Andy Stith, founding development director of Cristo Rey Kansas City High School in Kansas City, Mo., and currently its vice president for institutional advancement, will relocate June 4 to be the study’s feasibility director.

“He is moving his family from Kansas City to Milwaukee to lead the study, which is pretty amazing when you think about it,” Birdsell said. “He’s got three young kids and he’s uprooting them and moving to Milwaukee because … he believes so much in this project.”

Stith, a 2001 Marquette University graduate, said the task will look at the different constituencies and the educational ecosystem of existing schools to determine whether Cristo Rey would be a good addition to, and able to thrive in, Milwaukee.

Stith said he expects the process to be credible and transparent, taking all of the factors into consideration.

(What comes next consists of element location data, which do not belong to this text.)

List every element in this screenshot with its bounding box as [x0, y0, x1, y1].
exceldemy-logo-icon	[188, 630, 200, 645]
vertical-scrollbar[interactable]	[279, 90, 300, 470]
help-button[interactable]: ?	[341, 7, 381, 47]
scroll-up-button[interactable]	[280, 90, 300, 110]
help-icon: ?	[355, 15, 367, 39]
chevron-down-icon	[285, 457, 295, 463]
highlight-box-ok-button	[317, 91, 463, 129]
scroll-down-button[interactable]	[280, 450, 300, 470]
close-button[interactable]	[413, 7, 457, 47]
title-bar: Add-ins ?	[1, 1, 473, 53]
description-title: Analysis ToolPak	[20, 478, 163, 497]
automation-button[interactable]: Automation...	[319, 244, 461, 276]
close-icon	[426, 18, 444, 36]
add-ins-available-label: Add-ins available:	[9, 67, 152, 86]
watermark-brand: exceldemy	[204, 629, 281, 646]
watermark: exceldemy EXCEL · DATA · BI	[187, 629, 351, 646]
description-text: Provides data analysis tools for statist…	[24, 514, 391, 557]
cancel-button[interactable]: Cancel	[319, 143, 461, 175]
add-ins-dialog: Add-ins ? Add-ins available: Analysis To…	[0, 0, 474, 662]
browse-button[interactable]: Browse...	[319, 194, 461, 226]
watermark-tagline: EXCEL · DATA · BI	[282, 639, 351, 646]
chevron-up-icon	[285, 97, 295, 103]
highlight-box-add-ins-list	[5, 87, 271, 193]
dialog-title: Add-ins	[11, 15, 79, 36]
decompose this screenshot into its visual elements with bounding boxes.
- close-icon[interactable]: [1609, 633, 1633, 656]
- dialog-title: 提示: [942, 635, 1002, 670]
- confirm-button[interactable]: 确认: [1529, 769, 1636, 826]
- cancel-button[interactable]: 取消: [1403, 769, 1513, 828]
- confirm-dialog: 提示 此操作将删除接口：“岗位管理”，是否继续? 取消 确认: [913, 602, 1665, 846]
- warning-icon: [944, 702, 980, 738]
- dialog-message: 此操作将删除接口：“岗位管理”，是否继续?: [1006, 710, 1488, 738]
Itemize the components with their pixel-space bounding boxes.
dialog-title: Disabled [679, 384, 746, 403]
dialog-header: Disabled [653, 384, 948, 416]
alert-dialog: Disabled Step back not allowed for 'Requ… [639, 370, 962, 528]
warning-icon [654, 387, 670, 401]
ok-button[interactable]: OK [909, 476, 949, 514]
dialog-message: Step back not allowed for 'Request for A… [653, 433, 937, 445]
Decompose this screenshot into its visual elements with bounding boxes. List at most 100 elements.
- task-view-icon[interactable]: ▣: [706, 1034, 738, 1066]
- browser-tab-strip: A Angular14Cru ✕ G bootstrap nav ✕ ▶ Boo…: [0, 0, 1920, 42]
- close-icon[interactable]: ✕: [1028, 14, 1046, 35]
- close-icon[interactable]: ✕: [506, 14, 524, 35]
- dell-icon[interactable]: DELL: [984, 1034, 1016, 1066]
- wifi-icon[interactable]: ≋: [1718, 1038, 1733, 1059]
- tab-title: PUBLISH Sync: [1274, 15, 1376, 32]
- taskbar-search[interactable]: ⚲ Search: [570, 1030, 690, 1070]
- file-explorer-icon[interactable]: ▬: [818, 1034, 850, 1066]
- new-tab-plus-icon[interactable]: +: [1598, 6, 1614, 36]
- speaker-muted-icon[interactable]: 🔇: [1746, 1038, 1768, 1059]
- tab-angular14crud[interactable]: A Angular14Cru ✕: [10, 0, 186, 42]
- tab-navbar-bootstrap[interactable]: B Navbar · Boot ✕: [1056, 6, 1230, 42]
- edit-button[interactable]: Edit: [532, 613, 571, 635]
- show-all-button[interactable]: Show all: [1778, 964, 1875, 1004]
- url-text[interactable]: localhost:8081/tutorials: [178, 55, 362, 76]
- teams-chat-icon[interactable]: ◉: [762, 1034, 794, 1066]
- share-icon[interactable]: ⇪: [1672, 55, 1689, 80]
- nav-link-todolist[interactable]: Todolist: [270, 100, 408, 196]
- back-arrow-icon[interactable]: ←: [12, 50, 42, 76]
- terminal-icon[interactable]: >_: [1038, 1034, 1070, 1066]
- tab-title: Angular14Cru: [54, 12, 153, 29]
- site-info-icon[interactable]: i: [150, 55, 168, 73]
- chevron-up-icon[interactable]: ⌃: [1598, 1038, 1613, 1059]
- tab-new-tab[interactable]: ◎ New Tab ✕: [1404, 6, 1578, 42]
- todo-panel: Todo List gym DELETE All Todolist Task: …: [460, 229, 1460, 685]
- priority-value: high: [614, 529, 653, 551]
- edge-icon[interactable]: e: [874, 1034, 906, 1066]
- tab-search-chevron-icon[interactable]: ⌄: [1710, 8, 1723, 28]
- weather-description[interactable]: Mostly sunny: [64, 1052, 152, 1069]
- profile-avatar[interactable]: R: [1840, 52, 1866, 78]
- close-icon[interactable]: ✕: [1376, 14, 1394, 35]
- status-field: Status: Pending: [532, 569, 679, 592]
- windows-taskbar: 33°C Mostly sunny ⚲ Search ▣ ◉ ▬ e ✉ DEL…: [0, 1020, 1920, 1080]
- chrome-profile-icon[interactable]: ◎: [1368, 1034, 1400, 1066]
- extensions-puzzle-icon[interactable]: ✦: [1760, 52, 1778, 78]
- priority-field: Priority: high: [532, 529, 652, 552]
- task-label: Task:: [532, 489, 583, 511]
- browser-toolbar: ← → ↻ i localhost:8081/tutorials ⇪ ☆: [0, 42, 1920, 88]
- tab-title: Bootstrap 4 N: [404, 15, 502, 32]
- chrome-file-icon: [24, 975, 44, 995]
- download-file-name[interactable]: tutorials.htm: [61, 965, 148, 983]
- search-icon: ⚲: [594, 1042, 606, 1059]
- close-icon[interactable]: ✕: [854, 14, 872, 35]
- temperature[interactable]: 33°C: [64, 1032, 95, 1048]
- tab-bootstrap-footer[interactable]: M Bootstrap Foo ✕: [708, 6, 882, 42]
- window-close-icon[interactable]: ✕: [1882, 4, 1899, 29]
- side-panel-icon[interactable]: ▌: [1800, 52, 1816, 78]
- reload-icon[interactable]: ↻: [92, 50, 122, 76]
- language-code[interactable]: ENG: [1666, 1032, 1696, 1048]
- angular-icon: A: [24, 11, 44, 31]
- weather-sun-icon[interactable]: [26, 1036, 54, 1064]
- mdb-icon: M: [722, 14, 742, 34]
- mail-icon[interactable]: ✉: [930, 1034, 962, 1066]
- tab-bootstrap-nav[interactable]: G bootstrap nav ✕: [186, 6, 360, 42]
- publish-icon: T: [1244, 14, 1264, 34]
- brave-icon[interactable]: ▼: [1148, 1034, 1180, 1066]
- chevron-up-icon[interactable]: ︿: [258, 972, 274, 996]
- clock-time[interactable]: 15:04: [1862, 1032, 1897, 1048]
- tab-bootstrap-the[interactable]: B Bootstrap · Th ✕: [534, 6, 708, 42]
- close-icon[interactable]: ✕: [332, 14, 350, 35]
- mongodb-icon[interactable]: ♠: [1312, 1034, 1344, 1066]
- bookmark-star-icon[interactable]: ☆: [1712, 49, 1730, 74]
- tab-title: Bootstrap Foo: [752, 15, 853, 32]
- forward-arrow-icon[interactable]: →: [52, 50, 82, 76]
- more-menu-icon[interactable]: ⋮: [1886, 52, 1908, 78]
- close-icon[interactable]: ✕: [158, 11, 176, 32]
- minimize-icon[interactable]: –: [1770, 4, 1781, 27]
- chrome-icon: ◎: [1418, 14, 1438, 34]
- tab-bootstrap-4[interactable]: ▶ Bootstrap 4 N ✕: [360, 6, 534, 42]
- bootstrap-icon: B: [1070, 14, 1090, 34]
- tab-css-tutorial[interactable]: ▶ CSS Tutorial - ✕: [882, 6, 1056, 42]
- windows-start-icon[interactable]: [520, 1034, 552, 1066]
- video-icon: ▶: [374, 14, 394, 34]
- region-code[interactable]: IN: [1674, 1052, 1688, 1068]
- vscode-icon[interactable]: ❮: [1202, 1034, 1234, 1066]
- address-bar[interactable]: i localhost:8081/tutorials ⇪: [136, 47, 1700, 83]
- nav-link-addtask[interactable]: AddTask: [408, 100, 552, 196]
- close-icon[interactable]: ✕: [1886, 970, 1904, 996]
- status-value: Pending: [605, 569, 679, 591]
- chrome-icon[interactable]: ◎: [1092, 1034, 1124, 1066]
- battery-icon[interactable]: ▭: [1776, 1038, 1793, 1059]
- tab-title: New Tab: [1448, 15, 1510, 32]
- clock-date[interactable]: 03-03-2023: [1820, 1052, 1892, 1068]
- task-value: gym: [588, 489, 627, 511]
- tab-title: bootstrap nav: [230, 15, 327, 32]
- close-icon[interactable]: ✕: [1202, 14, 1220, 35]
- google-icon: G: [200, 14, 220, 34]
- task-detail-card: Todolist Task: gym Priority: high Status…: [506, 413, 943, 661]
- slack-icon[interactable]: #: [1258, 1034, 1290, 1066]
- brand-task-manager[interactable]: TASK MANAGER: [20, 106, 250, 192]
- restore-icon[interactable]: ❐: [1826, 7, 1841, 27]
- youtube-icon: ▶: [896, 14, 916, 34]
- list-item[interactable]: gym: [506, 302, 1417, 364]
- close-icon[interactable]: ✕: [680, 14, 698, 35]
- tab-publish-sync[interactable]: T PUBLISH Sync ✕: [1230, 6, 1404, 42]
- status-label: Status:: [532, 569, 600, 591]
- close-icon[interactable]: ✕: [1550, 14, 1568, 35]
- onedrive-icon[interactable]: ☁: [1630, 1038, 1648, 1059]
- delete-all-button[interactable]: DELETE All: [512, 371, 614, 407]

“I think that’s the best outcome we can hope for, and if the school goes forward, based on the results of the study, then I think that would be a great thing,” he said. “If the study comes back and says a Cristo Rey school can’t be supported or wouldn’t be something that would be needed in Milwaukee, then I think that’s an equally as valid result and I think that respecting those conclusions would also be a good thing. So, either way we come out, I think the process and how we go about ascertaining whether or not the school is a fit for Milwaukee is the important part of this.”